Ich beschließe, ich will Reehan kennenlernen. Zu Beginn der nächsten Unterrichtsstunde sage ich, dass ich dieses Mal das Reden üben möchte und schieße gleich mit der ersten Frage los: „Warst du auch auf dem Tahrirplatz?“ „Selbstverständlich“, sagt sie. Sie kramt ihr Handy heraus, setzt sich neben mich und zeigt mir Fotos von der Revolution. Dabei erklärt sie mir die Bilder und schreibt gleichzeitig neue Vokabeln auf.

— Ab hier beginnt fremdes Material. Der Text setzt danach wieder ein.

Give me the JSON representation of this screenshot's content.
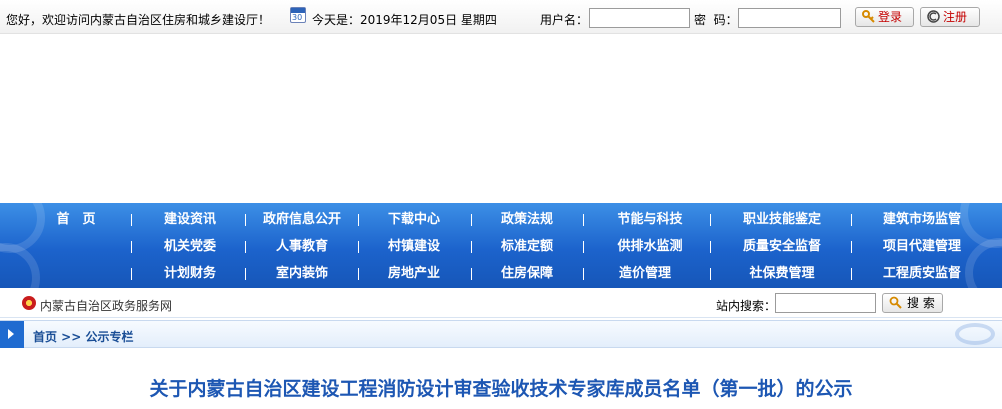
{
  "topbar": {
    "welcome": "您好，欢迎访问内蒙古自治区住房和城乡建设厅！",
    "calendar_icon_text": "30",
    "date": "今天是：2019年12月05日 星期四",
    "username_label": "用户名：",
    "password_label": "密  码：",
    "login_label": "登录",
    "register_label": "注册"
  },
  "nav": {
    "rows": [
      [
        "首　页",
        "建设资讯",
        "政府信息公开",
        "下载中心",
        "政策法规",
        "节能与科技",
        "职业技能鉴定",
        "建筑市场监管"
      ],
      [
        "机关党委",
        "人事教育",
        "村镇建设",
        "标准定额",
        "供排水监测",
        "质量安全监督",
        "项目代建管理"
      ],
      [
        "计划财务",
        "室内装饰",
        "房地产业",
        "住房保障",
        "造价管理",
        "社保费管理",
        "工程质安监督"
      ]
    ]
  },
  "strip": {
    "gov_link": "内蒙古自治区政务服务网",
    "search_label": "站内搜索：",
    "search_button": "搜 索"
  },
  "breadcrumb": "首页 >> 公示专栏",
  "article_title": "关于内蒙古自治区建设工程消防设计审查验收技术专家库成员名单（第一批）的公示",
  "colors": {
    "nav_blue": "#1c63cc",
    "title_blue": "#1d57b3",
    "button_red": "#c40000"
  }
}
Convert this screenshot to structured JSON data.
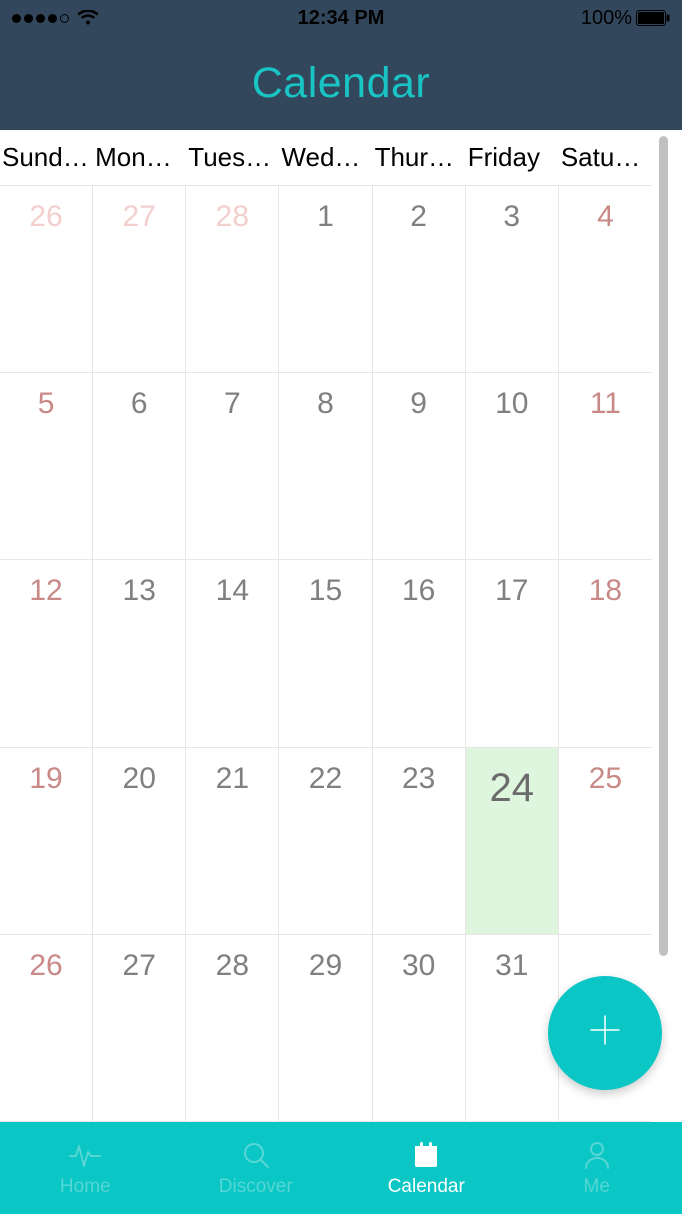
{
  "status": {
    "time": "12:34 PM",
    "battery_pct": "100%"
  },
  "title": "Calendar",
  "day_headers": [
    "Sund…",
    "Mon…",
    "Tues…",
    "Wed…",
    "Thur…",
    "Friday",
    "Satu…"
  ],
  "weeks": [
    [
      {
        "n": "26",
        "cls": "other-month"
      },
      {
        "n": "27",
        "cls": "other-month"
      },
      {
        "n": "28",
        "cls": "other-month"
      },
      {
        "n": "1",
        "cls": ""
      },
      {
        "n": "2",
        "cls": ""
      },
      {
        "n": "3",
        "cls": ""
      },
      {
        "n": "4",
        "cls": "weekend"
      }
    ],
    [
      {
        "n": "5",
        "cls": "weekend"
      },
      {
        "n": "6",
        "cls": ""
      },
      {
        "n": "7",
        "cls": ""
      },
      {
        "n": "8",
        "cls": ""
      },
      {
        "n": "9",
        "cls": ""
      },
      {
        "n": "10",
        "cls": ""
      },
      {
        "n": "11",
        "cls": "weekend"
      }
    ],
    [
      {
        "n": "12",
        "cls": "weekend"
      },
      {
        "n": "13",
        "cls": ""
      },
      {
        "n": "14",
        "cls": ""
      },
      {
        "n": "15",
        "cls": ""
      },
      {
        "n": "16",
        "cls": ""
      },
      {
        "n": "17",
        "cls": ""
      },
      {
        "n": "18",
        "cls": "weekend"
      }
    ],
    [
      {
        "n": "19",
        "cls": "weekend"
      },
      {
        "n": "20",
        "cls": ""
      },
      {
        "n": "21",
        "cls": ""
      },
      {
        "n": "22",
        "cls": ""
      },
      {
        "n": "23",
        "cls": ""
      },
      {
        "n": "24",
        "cls": "today"
      },
      {
        "n": "25",
        "cls": "weekend"
      }
    ],
    [
      {
        "n": "26",
        "cls": "weekend"
      },
      {
        "n": "27",
        "cls": ""
      },
      {
        "n": "28",
        "cls": ""
      },
      {
        "n": "29",
        "cls": ""
      },
      {
        "n": "30",
        "cls": ""
      },
      {
        "n": "31",
        "cls": ""
      },
      {
        "n": "",
        "cls": ""
      }
    ]
  ],
  "fab": {
    "label": "+"
  },
  "tabs": [
    {
      "label": "Home",
      "icon": "activity-icon",
      "active": false
    },
    {
      "label": "Discover",
      "icon": "search-icon",
      "active": false
    },
    {
      "label": "Calendar",
      "icon": "calendar-icon",
      "active": true
    },
    {
      "label": "Me",
      "icon": "person-icon",
      "active": false
    }
  ]
}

Sie liest mir ein Protestschild vor, bei dem es um den ehemaligen ägyptischen Polizeipräsidenten geht. „Er ist ein schlechter Mann. Er hat versucht, Muslime und Christen auseinanderzutreiben, indem er in Alexandria einen Anschlag auf eine Kirche verüben ließ.“ „Warum?“, frage ich. „Um die Bevölkerung von ihren Machenschaften abzulenken“, erklärt Reehan. Dann erzählt sie davon, wie sie die Kopten beschützten und die Kopten sie beschützten. Dass Religion in solchen Fällen egal ist, dass sie alle zusammengehören, weil sie Ägypter sind.

Bei einem Bild bleiben wir hängen. Es ist Nacht, überall sind protestierende Menschen zu sehen. Dazwischen steht ein großes Stück Stoff in Grau mit einer ägyptischen Flagge. „Das bin ich!“, sagt Reehan und lacht – zusammen mit mir.